Let $R$ and $S$ be rings with $1$ (not necessarily commutative) and $f:R\to S$ a ring homomorphism preserving $1$. Let $\bar{f}$ be the ring map $M_n(R)\to M_n(S)$ given by $f$ acting on the matrix elements.
My question is, what is the most general condition on $f$ for $\bar{f}$ to be a surjective group homomorphism $GL_n(R)\twoheadrightarrow GL_n(S)$? I think this is true if $f$ is an isomorphism but I can't be sure.
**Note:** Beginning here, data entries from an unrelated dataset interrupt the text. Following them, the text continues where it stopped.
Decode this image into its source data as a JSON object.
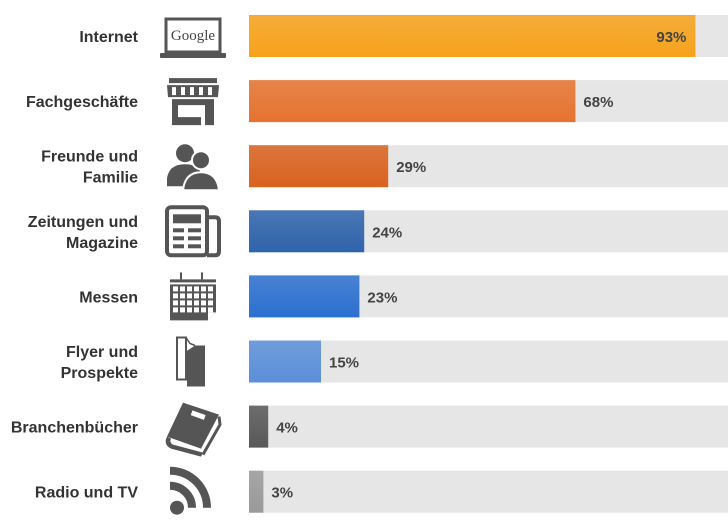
{
  "chart_data": {
    "type": "bar",
    "orientation": "horizontal",
    "categories": [
      [
        "Internet"
      ],
      [
        "Fachgeschäfte"
      ],
      [
        "Freunde und",
        "Familie"
      ],
      [
        "Zeitungen und",
        "Magazine"
      ],
      [
        "Messen"
      ],
      [
        "Flyer und",
        "Prospekte"
      ],
      [
        "Branchenbücher"
      ],
      [
        "Radio und TV"
      ]
    ],
    "values": [
      93,
      68,
      29,
      24,
      23,
      15,
      4,
      3
    ],
    "value_labels": [
      "93%",
      "68%",
      "29%",
      "24%",
      "23%",
      "15%",
      "4%",
      "3%"
    ],
    "icons": [
      "laptop-google-icon",
      "shop-icon",
      "people-icon",
      "newspaper-icon",
      "calendar-icon",
      "flyer-icon",
      "book-icon",
      "broadcast-icon"
    ],
    "icon_text": "Google",
    "colors": [
      "#f7a21b",
      "#e6732f",
      "#d9621f",
      "#2f63ab",
      "#2c70d0",
      "#5b8fd9",
      "#585858",
      "#9a9a9a"
    ],
    "track_color": "#e6e6e6",
    "xlim": [
      0,
      100
    ],
    "grid": false,
    "legend": "none",
    "title": "",
    "xlabel": "",
    "ylabel": ""
  }
}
Many thanks for your help.
On
Partial answer
If we have an homomorphism $g:S\to R$ such that $f\circ g:R\to S\to R$ is the identity, $g$ induces $\bar{g}$ such that $\bar{f}\circ\bar{g}:\mathrm{GL}_n(R)\to\mathrm{GL}_n(R)$ is the identity, and so $\bar{f}$ is surjective. For example, the map $k[x]\to k$ sending $x$ to $0$ clearly has a section $k\to k[x]$. I suspect that this is also necessary when $R$ is reduced. Surely, there are counterexamples when $R$ is not reduced.
In fact, let $R$ be $k[\sigma]$ with $\sigma^3=0$ and $S$ be $k[\epsilon]$ with $\epsilon^2=0$, and $f:R\to S$ the homomorphism sending $\sigma$ to $\epsilon$. Moreover, call $h:S\to R$ the function (not an homomorphism!) sending $a+b\epsilon$ to $a+b\sigma$. An element $a+b\epsilon$ (or $a+b\sigma+c\sigma^2$) is invertible if and only if $a$ is invertible, and hence if $A$ is an invertible matrix in $\mathrm{GL}_n(S)$, also $\bar{h}(A)$ is invertible. This proves that $\mathrm{GL}_n(R)\to\mathrm{GL}_n(S)$ is surjective. Still, there are no sections $g:S\to R$ of $f$.
Let us suppose that $g$ exists. Call $g(\epsilon)=\alpha+\beta\sigma+\gamma\sigma^2$. Since $fg(\epsilon)=\epsilon$, we have $\alpha=0$ and $\beta=1$, but then $g(\epsilon)^2=g(\epsilon^2)=0$ implies $\beta^2=0$, absurd.
On
Here are some standard examples: Consider $a$, $b$ integers $>0$ so that $b \mid a \ $. We have the canonical surjective morphism of rings $$\mathbb{Z}/(a) \to \mathbb{Z}/(b)$$
and the induced morphism of groups
$$GL_n(\mathbb{Z}/(a)) \to GL_n(\mathbb{Z}/(b))$$
is surjective.
Even for $n=1$ this is a good exercise.
The general case follows from the surjectivity of
$$SL_n(\mathbb{Z}) \to SL_n(\mathbb{Z}/(b))$$
and the $GL_1 (\cdot )$ case.
Also see http://en.wikipedia.org/wiki/Approximation_in_algebraic_groups
It is not true that if $f : R \to S$ is surjective, then so is $\text{GL}_n(f) : \text{GL}_n(R) \to \text{GL}_n(S)$. In fact this is already false for $n = 1$: for example, the quotient map $f : \mathbb{Z} \to \mathbb{Z}_5$ has the property that the image contains units which don't lift to units in $f$, namely $2$ and $3$. For higher $n$, no matrix in $\text{GL}_n(\mathbb{Z}_5)$ with determinant $2$ or $3$ can lift to a matrix in $\text{GL}_n(\mathbb{Z})$, which must have determinant $1$ or $-1$.
Fortunately, you don't need this fact to solve exercise I.1.11. You can use the identity given in the exercise instead.